The FDA has accepted an NDA and granted Priority Review for Genentech’s baloxavir marboxil for the treatment of acute, uncomplicated influenza in individuals aged 12 and older.
The US Food and Drug Administration (FDA) has accepted a New Drug Application (NDA) and granted Priority Review for Genentech’s baloxavir marboxil for the treatment of acute, uncomplicated influenza in individuals aged 12 and older.
“The severity of the recent flu season underscores the need for new options beyond current treatments, and if approved, baloxavir marboxil would be the first flu medicine with a novel proposed mechanism of action in nearly 20 years,” Sandra Horning, MD, Genentech’s chief medical officer and head of Global Product Development, stressed in a recent statement.
A first-in-class, investigational oral medication, baloxavir marboxil, has been developed to hinder the cap-dependent endonuclease protein within the flu virus which is a key player in the virus’ ability to replicate. The drug has been designed to target the flu virus, including resistant strains such as H7N9 and avian strains, such as H5N1.

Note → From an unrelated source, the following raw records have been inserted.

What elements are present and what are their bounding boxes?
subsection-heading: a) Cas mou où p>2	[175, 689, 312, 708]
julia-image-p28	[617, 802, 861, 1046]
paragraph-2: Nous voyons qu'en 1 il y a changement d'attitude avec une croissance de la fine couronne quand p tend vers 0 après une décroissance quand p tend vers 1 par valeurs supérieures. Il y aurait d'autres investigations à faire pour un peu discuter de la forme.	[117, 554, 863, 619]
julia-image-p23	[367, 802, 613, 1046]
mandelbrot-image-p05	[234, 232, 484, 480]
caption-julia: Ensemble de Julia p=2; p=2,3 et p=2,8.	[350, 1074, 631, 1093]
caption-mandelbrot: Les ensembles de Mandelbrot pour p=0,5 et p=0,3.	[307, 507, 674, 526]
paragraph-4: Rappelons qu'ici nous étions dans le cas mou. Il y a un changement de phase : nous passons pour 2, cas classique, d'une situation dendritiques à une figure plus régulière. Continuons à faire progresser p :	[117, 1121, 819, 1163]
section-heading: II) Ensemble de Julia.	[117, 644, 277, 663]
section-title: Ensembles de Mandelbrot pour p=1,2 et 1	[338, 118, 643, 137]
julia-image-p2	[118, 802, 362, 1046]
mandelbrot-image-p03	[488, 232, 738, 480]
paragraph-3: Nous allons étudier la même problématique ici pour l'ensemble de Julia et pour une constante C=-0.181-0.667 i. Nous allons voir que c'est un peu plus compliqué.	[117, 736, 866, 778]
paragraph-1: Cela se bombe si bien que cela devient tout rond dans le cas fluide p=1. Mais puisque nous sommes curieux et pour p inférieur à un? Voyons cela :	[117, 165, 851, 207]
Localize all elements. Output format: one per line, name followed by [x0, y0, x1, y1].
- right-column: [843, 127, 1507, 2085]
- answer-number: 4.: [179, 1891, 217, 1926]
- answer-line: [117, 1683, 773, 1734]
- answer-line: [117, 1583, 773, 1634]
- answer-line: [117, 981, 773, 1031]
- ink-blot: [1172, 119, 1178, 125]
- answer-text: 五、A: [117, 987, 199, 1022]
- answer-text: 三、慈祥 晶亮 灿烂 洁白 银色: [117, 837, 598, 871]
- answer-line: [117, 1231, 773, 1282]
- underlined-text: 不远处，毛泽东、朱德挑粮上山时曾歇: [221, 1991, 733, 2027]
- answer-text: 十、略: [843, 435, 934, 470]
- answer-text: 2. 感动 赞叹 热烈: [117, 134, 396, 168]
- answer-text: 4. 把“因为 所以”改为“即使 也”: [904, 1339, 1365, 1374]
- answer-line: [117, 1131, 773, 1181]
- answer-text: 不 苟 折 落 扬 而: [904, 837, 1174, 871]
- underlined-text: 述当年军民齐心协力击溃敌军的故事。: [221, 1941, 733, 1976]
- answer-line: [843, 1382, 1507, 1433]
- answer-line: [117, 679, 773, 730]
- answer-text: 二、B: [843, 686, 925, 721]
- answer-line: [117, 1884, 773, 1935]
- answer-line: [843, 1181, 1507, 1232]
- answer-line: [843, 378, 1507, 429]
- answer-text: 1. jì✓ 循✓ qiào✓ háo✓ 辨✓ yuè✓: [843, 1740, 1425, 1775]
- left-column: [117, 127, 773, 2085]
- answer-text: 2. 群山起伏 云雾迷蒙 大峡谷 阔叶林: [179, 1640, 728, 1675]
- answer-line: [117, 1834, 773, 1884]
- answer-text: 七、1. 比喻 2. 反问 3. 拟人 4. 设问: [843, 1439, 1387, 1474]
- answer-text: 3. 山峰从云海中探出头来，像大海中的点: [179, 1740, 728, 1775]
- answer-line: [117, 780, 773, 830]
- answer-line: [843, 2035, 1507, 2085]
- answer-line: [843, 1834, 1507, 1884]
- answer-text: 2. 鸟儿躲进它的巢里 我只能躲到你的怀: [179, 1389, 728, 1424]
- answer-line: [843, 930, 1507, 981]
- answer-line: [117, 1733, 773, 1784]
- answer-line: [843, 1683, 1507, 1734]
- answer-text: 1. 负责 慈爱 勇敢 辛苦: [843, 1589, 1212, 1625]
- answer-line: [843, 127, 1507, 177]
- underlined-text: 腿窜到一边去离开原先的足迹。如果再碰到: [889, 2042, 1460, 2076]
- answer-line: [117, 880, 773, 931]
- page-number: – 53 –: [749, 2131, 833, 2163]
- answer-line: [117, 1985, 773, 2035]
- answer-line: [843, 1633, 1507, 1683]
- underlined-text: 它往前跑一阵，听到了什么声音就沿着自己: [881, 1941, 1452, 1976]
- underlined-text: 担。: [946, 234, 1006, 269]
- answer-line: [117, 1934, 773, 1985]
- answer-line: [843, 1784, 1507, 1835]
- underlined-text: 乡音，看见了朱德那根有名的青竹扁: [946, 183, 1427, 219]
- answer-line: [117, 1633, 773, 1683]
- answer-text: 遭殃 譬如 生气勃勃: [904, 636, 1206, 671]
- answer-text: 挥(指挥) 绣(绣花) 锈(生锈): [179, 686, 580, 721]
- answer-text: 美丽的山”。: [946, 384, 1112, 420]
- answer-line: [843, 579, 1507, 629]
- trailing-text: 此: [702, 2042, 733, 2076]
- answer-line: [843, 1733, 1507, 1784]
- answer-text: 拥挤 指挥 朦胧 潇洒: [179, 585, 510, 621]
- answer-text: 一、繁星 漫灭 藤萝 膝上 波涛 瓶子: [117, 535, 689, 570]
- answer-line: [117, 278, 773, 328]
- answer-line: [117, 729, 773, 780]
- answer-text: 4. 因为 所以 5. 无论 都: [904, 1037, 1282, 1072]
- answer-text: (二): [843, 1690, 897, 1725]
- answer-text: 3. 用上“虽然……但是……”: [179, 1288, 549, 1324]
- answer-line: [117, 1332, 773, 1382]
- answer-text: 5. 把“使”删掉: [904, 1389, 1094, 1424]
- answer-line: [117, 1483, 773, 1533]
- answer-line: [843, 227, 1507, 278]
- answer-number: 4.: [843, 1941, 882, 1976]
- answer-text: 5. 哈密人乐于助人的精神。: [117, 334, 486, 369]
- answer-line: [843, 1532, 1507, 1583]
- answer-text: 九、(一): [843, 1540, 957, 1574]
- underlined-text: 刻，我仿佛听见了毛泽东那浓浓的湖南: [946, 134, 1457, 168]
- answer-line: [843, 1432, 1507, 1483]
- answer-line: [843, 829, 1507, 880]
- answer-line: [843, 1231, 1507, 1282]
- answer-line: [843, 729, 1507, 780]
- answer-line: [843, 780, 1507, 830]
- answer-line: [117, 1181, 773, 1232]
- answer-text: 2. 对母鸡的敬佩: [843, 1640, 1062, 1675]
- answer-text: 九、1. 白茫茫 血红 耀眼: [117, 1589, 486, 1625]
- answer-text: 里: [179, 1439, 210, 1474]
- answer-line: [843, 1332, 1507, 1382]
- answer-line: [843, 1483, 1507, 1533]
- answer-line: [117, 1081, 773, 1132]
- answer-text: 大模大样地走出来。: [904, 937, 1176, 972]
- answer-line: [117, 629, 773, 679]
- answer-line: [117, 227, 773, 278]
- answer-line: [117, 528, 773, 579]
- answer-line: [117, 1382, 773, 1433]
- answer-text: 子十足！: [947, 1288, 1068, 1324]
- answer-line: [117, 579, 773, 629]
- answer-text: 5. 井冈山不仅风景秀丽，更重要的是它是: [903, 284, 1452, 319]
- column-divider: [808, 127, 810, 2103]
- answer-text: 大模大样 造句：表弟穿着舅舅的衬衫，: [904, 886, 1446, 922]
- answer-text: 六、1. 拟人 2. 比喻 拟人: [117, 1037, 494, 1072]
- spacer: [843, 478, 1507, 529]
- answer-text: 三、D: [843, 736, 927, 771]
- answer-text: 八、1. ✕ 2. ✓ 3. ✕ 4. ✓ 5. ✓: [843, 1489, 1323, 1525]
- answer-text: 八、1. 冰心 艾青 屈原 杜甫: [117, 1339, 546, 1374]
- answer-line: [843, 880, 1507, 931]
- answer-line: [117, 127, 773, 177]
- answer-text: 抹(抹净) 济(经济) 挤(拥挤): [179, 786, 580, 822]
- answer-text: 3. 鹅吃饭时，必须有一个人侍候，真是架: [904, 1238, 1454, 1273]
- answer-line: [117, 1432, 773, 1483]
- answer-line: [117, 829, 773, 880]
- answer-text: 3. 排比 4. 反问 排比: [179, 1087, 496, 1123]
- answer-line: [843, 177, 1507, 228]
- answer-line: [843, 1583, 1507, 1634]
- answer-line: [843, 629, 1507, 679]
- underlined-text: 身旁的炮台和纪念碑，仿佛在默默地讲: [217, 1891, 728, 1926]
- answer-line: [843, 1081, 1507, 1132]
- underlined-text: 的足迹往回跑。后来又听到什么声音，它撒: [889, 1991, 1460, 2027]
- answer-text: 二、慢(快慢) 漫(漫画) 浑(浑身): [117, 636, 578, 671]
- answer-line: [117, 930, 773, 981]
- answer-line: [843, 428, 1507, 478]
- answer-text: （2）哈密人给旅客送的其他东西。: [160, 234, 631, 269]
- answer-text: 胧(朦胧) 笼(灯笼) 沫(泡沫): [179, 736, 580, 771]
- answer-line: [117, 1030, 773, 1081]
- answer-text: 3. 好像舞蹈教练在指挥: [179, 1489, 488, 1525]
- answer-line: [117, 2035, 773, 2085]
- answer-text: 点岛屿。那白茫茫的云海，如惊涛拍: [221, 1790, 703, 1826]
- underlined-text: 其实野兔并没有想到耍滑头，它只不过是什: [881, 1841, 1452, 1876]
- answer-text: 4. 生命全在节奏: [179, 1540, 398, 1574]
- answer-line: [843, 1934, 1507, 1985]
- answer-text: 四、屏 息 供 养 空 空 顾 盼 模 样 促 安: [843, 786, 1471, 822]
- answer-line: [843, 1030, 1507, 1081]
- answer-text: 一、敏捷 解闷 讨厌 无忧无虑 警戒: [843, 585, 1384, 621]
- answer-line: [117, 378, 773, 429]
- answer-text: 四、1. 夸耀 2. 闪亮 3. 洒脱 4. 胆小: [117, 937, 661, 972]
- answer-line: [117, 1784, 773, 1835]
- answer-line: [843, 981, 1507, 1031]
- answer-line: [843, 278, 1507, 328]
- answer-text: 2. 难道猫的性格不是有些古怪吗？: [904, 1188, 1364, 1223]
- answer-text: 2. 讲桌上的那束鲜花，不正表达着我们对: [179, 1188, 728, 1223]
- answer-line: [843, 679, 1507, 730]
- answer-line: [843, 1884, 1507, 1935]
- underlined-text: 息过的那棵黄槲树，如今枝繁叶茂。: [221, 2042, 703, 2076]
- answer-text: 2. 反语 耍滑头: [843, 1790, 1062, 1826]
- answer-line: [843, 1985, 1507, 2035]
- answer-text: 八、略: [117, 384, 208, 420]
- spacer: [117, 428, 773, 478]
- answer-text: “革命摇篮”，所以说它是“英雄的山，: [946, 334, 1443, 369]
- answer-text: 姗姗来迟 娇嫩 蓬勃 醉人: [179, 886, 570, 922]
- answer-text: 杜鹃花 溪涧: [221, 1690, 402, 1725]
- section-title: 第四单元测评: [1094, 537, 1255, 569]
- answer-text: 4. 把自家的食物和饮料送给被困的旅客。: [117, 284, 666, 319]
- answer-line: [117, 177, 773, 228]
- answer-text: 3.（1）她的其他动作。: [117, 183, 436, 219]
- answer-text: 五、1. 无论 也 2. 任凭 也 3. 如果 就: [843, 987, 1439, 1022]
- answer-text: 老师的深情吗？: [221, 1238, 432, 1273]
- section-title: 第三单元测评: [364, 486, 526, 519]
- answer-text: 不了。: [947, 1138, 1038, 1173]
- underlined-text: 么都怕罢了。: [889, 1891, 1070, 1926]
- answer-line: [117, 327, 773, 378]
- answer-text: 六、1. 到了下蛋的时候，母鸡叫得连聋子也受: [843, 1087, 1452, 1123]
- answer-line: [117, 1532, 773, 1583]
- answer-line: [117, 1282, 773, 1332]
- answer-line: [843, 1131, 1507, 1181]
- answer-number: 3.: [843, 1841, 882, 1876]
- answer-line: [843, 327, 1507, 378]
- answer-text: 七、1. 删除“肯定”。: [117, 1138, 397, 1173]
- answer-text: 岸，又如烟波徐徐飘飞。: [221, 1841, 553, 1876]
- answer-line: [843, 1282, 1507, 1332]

“Baloxavir marboxil has been shown in clinical trials to decrease the duration of symptoms with 1 dose and demonstrated a significant reduction in viral shedding in just 1 day,” Dr. Horning added. “We look forward to working with the FDA during this review process.”
The acceptance of the NDA was based on promising results yielded in the phase 3 CAPSTONE-1 study, which was a multicenter, randomized, double-blind, placebo-controlled study that assessed the safety and effectiveness of the drug in 1436 participants in the United States and Japan.
Investigators defined the study’s primary endpoint as time to alleviation of symptoms; secondary endpoints consisted of the following: time to resolution of fever, time to cessation of viral shedding, and proportion of participants who were positive for influenza virus titer, or virus levels in the body, by time point.
Compared with placebo, baloxavir marboxil was found to meet the study’s primary and secondary endpoints in that it significantly reduced the duration of flu symptoms by more than 1 day; it significantly reduced duration of fever by more than 1 day; it significantly cut the length of time of viral shedding; and it reduced viral levels in than nose and throat significantly, from 24 hours through 120 hours.
Although similar efficacy results were noted between treatment with baloxavir marboxil and oseltamivir, when it came to duration of symptoms and fever reduction, significant differences were reported regarding reducing the length of time of viral shedding (24 hours versus 72 hours), favoring baloxavir marboxil.
Overall, the drug was found to be well-tolerated in participants and to have less overall incidence of associated adverse events (20.7%) compared with placebo or oseltamivir (24.6%, 24.8%, respectively). The investigators note that diarrhea, bronchitis, nausea, and sinusitis were among the most frequently reported adverse events, but all of them occurred at a lower frequency than those noted with placebo.
Data yielded from a placebo-controlled phase 2 study conducted in otherwise healthy individuals with the flu were also used to support the NDA.
The FDA is expected to make a decision on approval toward the end of this year, December 24, 2018.